No térreo, só havia dois quartos: um era o dele, o outro, protegido por uma porta reforçada, guardava seus objetos mais valiosos e estava fora de cogitação para hóspedes.
— Fang Yi, para de enrolar e mostra logo o que sabe fazer... — O Gordo, ainda massageando o traseiro, pediu com um olhar sofrido. Ele já reclamava do desconforto de dormir no sofá.
— Isso mesmo, Fang Yi, vamos arrumar tudo e ocupar logo o andar de cima — reforçou Sanpao, ansioso pelo novo lar.
— Xiao Fang, você tem mesmo um jeito de expulsar os ratos e os insetos? — perguntou Manjun, já convencido pela seriedade dos amigos.
— Tenho, mas vou precisar de alguns materiais. Irmão Man, será que você tem? — respondeu Fang Yi após pensar um instante.
— Que materiais? O que você vai fazer? — quis saber Manjun.
— Papel de talismã, tinta vermelha e um pincel de pelo... — Fang Yi explicou. — E, Gordo, trate de limpar esse andar, não dá pra desenhar talismãs no meio dessa bagunça!

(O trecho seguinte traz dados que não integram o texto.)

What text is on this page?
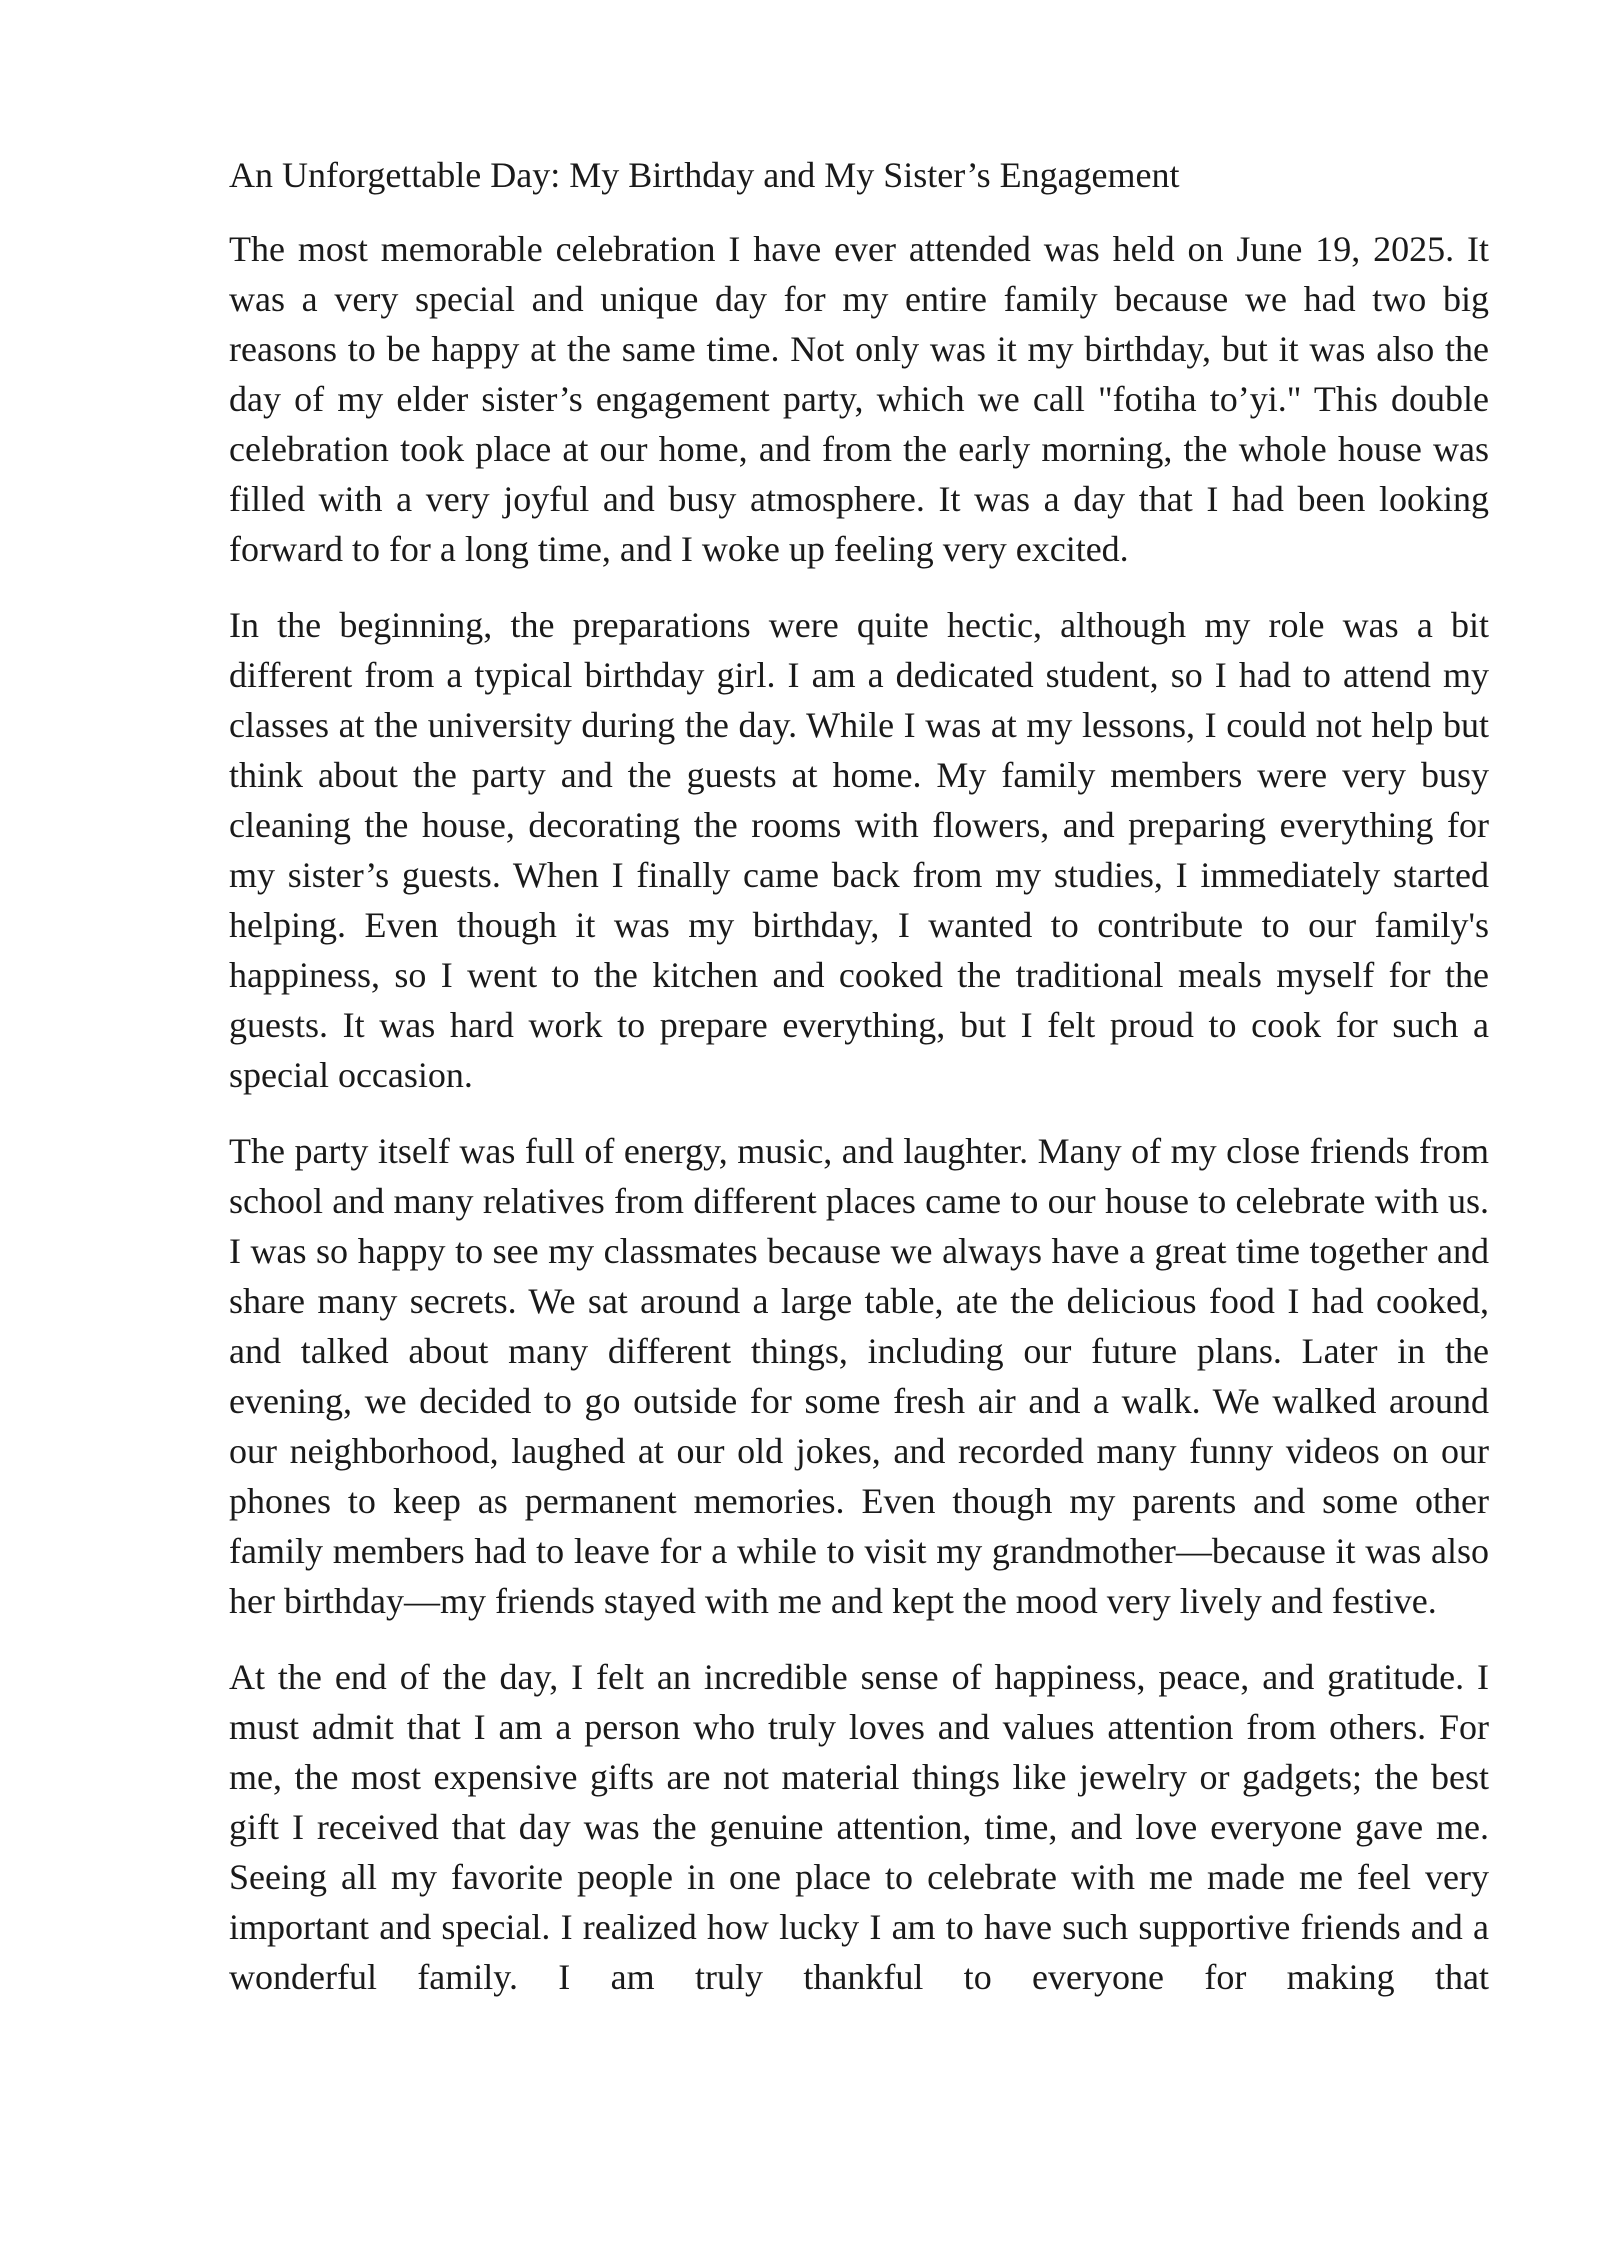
An Unforgettable Day: My Birthday and My Sister’s Engagement

The most memorable celebration I have ever attended was held on June 19, 2025. It was a very special and unique day for my entire family because we had two big reasons to be happy at the same time. Not only was it my birthday, but it was also the day of my elder sister’s engagement party, which we call "fotiha to’yi." This double celebration took place at our home, and from the early morning, the whole house was filled with a very joyful and busy atmosphere. It was a day that I had been looking forward to for a long time, and I woke up feeling very excited.

In the beginning, the preparations were quite hectic, although my role was a bit different from a typical birthday girl. I am a dedicated student, so I had to attend my classes at the university during the day. While I was at my lessons, I could not help but think about the party and the guests at home. My family members were very busy cleaning the house, decorating the rooms with flowers, and preparing everything for my sister’s guests. When I finally came back from my studies, I immediately started helping. Even though it was my birthday, I wanted to contribute to our family's happiness, so I went to the kitchen and cooked the traditional meals myself for the guests. It was hard work to prepare everything, but I felt proud to cook for such a special occasion.

The party itself was full of energy, music, and laughter. Many of my close friends from school and many relatives from different places came to our house to celebrate with us. I was so happy to see my classmates because we always have a great time together and share many secrets. We sat around a large table, ate the delicious food I had cooked, and talked about many different things, including our future plans. Later in the evening, we decided to go outside for some fresh air and a walk. We walked around our neighborhood, laughed at our old jokes, and recorded many funny videos on our phones to keep as permanent memories. Even though my parents and some other family members had to leave for a while to visit my grandmother—because it was also her birthday—my friends stayed with me and kept the mood very lively and festive.

At the end of the day, I felt an incredible sense of happiness, peace, and gratitude. I must admit that I am a person who truly loves and values attention from others. For me, the most expensive gifts are not material things like jewelry or gadgets; the best gift I received that day was the genuine attention, time, and love everyone gave me. Seeing all my favorite people in one place to celebrate with me made me feel very important and special. I realized how lucky I am to have such supportive friends and a wonderful family. I am truly thankful to everyone for making that
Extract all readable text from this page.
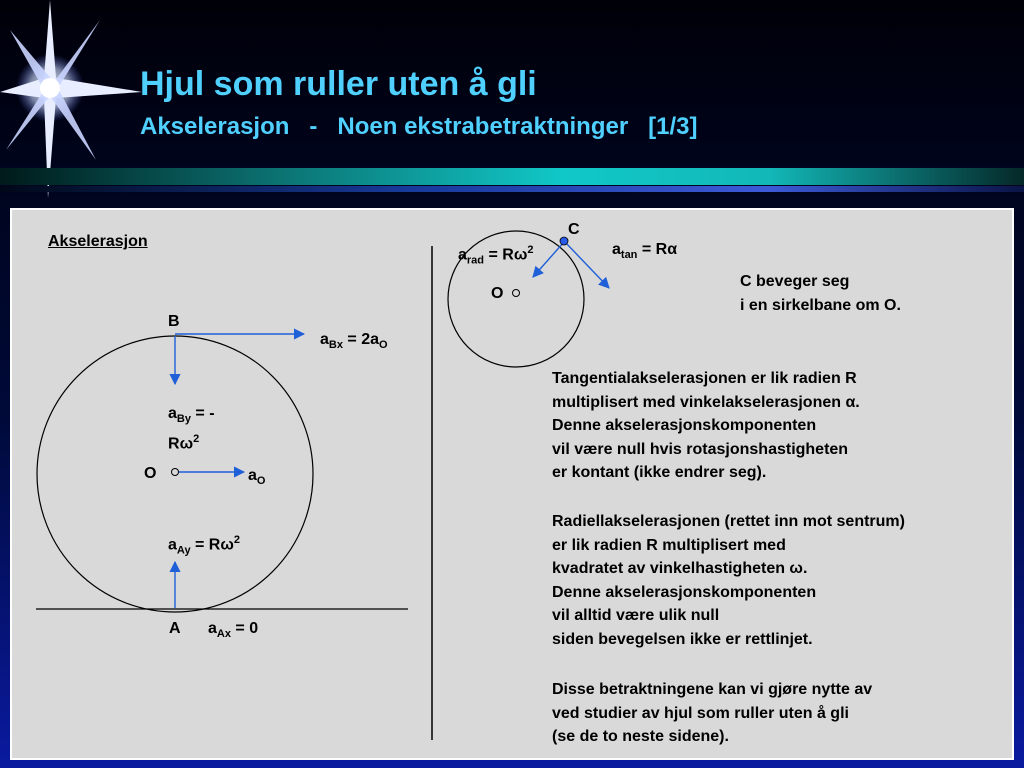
Hjul som ruller uten å gli
Akselerasjon   -   Noen ekstrabetraktninger   [1/3]

Akselerasjon

B

$a_{Bx} = 2a_O$

$a_{By}$ = -
$R\omega^2$

O	$a_O$

$a_{Ay} = R\omega^2$

A $a_{Ax} = 0$

C

$a_{rad} = R\omega^2$	$a_{tan} = R\alpha$

O

C beveger seg

i en sirkelbane om O.

Tangentialakselerasjonen er lik radien R
multiplisert med vinkelakselerasjonen α.
Denne akselerasjonskomponenten
vil være null hvis rotasjonshastigheten
er kontant (ikke endrer seg).
Radiellakselerasjonen (rettet inn mot sentrum)
er lik radien R multiplisert med
kvadratet av vinkelhastigheten ω.
Denne akselerasjonskomponenten
vil alltid være ulik null
siden bevegelsen ikke er rettlinjet.
Disse betraktningene kan vi gjøre nytte av
ved studier av hjul som ruller uten å gli
(se de to neste sidene).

— Talismãs? O que é isso? — Manjun estranhou. — Pincel eu tenho, mas esse papel e a tinta, nunca ouvi falar. Explica direito.
— Irmão Man, é talismã, não talismã de prosperidade... — Fang Yi escreveu os caracteres sobre a mesa. — No taoismo, esses talismãs têm alguma utilidade. Se confiar em mim, posso preparar dois e ver se funcionam...
— Claro que funciona! Nem mosquito tem no quarto dele no templo... — O Gordo se intrometeu.
— Sério? — Os olhos de Manjun brilharam de expectativa. Se fosse um acadêmico, talvez não acreditasse em tal coisa, mas, com estudo apenas até o ginásio e o cotidiano cercado de histórias de fantasmas, Manjun era um crente assumido.
— Não imaginei que Xiao Fang fosse mesmo um mestre... — comentou ele, lembrando da conversa da noite anterior, quando soube que Fang Yi cresceu em um templo taoista.
— Então, do que são feitos esses materiais? Aqui no bairro do Palácio Celestial tem de tudo quanto é coisa esquisita... — Manjun bateu no peito, garantindo.
— Papel especial, mas não dá tempo de buscar agora... — ponderou Fang Yi. — Irmão Man, tem papel amarelo? Daquele usado em datas festivas, para queimar em homenagem aos antepassados...
— Papel amarelo? Tenho sim! Como pude esquecer? Nos filmes de caçador de zumbis sempre usam esse papel! — Manjun exclamou, e depois de revirar o cômodo, encontrou um maço de papel amarelo, ainda inteiro.
— Fang Yi, e a tinta vermelha, o que é? — perguntou, animado por finalmente testemunhar alguém desenhando talismãs como nos filmes que tanto gostava.
— Tinta vermelha é cinábrio. Não é fácil de achar, não sei onde vende... — Fang Yi coçou a cabeça. Quando praticava no templo, sempre faltava justamente esse ingrediente, e ele usava tinta preta, embora o efeito fosse muito inferior.
— Cinábrio? Ora, isso é comum! Tem na farmácia... — Manjun sorriu. — Mas nem precisa ir lá, tenho em casa, e do melhor!